En toen is mijn vader in 1971 met het bedrijf van Leiden hier naar toe verhuisd. We wisten niets van Lelystad of Leiden. Mijn opa leefde nog. Hij had ons onder zijn hoede. Dat was altijd zo. Tot mijn zevende jaar dacht ik dat hij mijn vader was, totdat ik een keer op school mijn vader moest halen. “Dan neem je toch je vader mee?” “Dat ben jij toch?” Hij zegt: “Nee, ik ben jouw opa!” Toen kwam ik er achter dat hij mijn opa was. Mijn vader was heel jong. En mijn moeder ook.
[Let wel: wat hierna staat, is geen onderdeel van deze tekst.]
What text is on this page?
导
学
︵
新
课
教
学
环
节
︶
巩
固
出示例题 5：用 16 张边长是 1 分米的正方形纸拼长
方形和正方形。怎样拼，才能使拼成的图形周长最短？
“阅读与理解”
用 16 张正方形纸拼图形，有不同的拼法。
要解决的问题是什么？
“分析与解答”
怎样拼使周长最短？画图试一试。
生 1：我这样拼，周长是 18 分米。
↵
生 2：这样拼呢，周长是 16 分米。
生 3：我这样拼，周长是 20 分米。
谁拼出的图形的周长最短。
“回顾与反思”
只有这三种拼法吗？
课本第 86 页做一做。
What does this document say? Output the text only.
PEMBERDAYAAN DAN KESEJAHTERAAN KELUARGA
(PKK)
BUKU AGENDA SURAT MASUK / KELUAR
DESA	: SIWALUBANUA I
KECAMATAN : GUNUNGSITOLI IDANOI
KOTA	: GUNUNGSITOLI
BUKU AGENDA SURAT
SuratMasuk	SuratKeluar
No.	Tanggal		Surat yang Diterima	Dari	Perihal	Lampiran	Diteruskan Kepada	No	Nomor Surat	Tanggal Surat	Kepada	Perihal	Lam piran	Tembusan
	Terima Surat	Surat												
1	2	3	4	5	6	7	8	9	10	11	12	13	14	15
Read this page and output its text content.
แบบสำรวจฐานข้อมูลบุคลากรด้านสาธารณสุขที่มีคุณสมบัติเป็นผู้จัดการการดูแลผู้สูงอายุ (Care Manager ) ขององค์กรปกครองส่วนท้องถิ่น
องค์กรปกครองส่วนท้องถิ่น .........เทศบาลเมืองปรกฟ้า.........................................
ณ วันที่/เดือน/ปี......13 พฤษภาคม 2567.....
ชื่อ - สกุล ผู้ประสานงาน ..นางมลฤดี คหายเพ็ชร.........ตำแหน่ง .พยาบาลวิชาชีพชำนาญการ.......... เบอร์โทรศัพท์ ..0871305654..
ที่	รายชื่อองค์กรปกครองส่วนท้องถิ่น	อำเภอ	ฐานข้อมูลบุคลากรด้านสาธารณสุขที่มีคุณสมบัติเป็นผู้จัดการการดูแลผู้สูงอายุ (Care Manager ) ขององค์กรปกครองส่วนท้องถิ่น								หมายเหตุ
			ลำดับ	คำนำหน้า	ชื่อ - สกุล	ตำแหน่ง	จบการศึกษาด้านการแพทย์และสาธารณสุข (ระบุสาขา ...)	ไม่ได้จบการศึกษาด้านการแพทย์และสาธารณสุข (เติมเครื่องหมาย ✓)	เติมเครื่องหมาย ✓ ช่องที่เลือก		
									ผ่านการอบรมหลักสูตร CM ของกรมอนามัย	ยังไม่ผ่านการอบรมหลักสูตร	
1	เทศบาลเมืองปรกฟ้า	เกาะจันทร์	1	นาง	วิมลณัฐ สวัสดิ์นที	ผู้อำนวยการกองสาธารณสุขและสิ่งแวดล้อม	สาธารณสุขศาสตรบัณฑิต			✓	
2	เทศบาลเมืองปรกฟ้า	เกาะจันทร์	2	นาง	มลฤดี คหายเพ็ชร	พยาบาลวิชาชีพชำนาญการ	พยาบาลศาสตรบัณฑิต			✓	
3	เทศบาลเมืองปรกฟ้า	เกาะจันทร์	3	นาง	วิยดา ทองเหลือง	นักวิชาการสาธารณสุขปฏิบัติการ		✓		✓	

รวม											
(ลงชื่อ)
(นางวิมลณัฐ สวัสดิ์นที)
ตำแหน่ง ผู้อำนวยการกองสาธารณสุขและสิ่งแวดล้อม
Mijn opa was voor mij echt de vader. …
Mijn vader was een jaar of vijf alleen hier [in Nederland]. Hij kwam alleen tussendoor. Om de zes maanden kwam hij een week, twee of drie. Dat was niet lang. Hij moest ook zijn vader en moeder bezoeken. In 1974 kwam mijn opa te overlijden. Toen heeft hij gezegd: “Of jullie komen hier naar toe of ik kom terug!” We hebben gezegd:
“Op één voorwaarde: als mijn oma meegaat, gaan wij mee, als mijn oma niet meegaat, gaan wij niet mee!”
Uiteindelijk hebben ze ermee ingestemd dat mijn oma meeging. “Okay, dan gaan wij ook mee!” Hij wou daar niet meer alleen zijn. “Vier, vijf jaar is te veel!”
Hij kon nog terug naar zijn werk in Marokko. Hij had een hele leuke baan. Ik moet eerlijk zeggen: wij hebben het nooit slecht gehad in Marokko. Een mooie baan, een mooie auto, een mooi huis voor mijn opa, eigenlijk…. Als mijn oma echt niet was meegegaan, was hij gewoon terug gegaan naar zijn oude baan [in Marokko], want hij werkte eigenlijk nog steeds voor Unilever. Alleen het adres was anders.